La mairie dirigée par Ada Colau (gauche radicale) a pris au sérieux l'incident, et annoncé l'ouverture d'une enquête. Elle a qualifié la mort de Sota de «fait horrible» et lancé un appel à témoignages, en particulier aux commerçants, dont les caméras de télésurveillance auraient pu filmer la scène. La maire a aussi reçu les associations de défense des animaux dont le Pacma (Parti animaliste contre la maltraitance animale), qui a appelé à un rassemblement samedi place Sant Jaume, devant la mairie. 3500 personnes étaient présentes, et cinq arrestations ont eu lieu après des échauffourées.

La Guardia Urbana a une image très négative auprès des Barcelonais, et a donné de nombreux exemples de brutalité.
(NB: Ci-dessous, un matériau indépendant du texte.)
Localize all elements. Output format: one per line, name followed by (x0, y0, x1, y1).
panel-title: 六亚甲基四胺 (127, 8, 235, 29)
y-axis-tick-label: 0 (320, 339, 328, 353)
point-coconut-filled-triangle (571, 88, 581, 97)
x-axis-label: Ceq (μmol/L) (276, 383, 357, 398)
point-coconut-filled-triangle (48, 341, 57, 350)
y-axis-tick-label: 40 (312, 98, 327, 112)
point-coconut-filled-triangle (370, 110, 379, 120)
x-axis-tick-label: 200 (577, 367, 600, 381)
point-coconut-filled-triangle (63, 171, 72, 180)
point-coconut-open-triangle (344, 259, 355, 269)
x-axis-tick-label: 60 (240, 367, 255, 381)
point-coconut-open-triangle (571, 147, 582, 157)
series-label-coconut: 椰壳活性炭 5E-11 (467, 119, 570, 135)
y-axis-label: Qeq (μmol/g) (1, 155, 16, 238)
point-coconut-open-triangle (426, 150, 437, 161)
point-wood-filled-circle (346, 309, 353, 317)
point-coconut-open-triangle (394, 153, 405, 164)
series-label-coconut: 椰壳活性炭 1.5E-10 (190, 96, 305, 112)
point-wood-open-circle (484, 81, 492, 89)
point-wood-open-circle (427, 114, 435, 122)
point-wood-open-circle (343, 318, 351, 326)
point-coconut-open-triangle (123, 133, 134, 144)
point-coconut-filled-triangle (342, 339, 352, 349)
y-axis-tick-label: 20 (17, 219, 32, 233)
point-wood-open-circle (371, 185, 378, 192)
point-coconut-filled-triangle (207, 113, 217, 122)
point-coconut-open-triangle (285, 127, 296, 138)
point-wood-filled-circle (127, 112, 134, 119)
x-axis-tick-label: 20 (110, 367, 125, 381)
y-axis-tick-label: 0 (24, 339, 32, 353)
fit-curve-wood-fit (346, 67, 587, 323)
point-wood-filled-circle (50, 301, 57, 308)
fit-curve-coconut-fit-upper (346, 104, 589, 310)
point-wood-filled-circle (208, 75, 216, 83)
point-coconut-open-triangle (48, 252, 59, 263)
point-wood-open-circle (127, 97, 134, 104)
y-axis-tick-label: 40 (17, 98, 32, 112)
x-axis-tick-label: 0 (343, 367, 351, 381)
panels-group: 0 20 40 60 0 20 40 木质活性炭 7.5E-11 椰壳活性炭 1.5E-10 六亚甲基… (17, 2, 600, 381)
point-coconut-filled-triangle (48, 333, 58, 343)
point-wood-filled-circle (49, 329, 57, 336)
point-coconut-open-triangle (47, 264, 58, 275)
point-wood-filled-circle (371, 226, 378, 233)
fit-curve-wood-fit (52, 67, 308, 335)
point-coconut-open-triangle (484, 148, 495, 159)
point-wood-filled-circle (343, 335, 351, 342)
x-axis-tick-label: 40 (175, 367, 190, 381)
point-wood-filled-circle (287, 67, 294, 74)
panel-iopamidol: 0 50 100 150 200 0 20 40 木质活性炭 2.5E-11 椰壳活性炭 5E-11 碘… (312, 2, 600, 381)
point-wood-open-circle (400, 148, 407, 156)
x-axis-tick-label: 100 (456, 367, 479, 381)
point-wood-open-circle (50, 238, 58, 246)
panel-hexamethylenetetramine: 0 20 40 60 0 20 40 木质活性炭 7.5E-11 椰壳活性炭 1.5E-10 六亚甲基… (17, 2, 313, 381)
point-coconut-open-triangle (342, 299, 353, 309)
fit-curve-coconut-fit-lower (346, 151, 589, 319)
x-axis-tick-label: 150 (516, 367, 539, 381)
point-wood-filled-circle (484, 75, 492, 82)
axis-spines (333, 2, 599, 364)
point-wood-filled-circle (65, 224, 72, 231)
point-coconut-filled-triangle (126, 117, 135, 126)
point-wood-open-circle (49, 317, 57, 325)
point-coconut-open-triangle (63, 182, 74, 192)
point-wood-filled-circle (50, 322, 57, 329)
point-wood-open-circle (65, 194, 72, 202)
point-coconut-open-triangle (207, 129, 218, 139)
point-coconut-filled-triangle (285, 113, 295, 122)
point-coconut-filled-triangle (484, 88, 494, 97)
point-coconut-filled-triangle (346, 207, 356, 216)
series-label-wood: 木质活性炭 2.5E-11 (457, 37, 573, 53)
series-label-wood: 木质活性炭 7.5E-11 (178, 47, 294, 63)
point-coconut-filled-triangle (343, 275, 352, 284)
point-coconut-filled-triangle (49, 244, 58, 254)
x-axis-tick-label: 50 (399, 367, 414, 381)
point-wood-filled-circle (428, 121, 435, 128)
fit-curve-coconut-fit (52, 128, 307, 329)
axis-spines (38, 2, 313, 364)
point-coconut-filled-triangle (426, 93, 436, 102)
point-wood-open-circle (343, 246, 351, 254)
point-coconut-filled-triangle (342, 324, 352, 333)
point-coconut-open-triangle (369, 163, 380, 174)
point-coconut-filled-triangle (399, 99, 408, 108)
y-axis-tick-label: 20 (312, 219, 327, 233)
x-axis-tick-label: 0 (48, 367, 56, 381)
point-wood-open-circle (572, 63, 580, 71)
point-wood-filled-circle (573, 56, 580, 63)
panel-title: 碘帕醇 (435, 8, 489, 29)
La défiance de la population a atteint son point culminant en 2010 avec la diffusion du documentaire Ciutat Morta (ville morte), qui retraçait l'assaut donné par la police de la mairie, quatre ans auparavant, contre un immeuble squatté. Dans la bagarre un policier avait été grièvement blessé. Deux agents ont par la suite été condamnés pour tortures sur plusieurs suspects arrêtés, dont l'un, une jeune femme, s'était suicidé.

A six mois des élections municipales, Ada Colau a saisi l’occasion pour présenter son bilan en matière de respect de la vie animale: interdiction des corridas (en fait décidée par la région en 2010, bien avant son arrivée à la mairie), fin des calèches pour touristes traînées par des chevaux, création d’un espace chiens dans les plages de la ville et «contrôle éthique» de la prolifération des pigeons.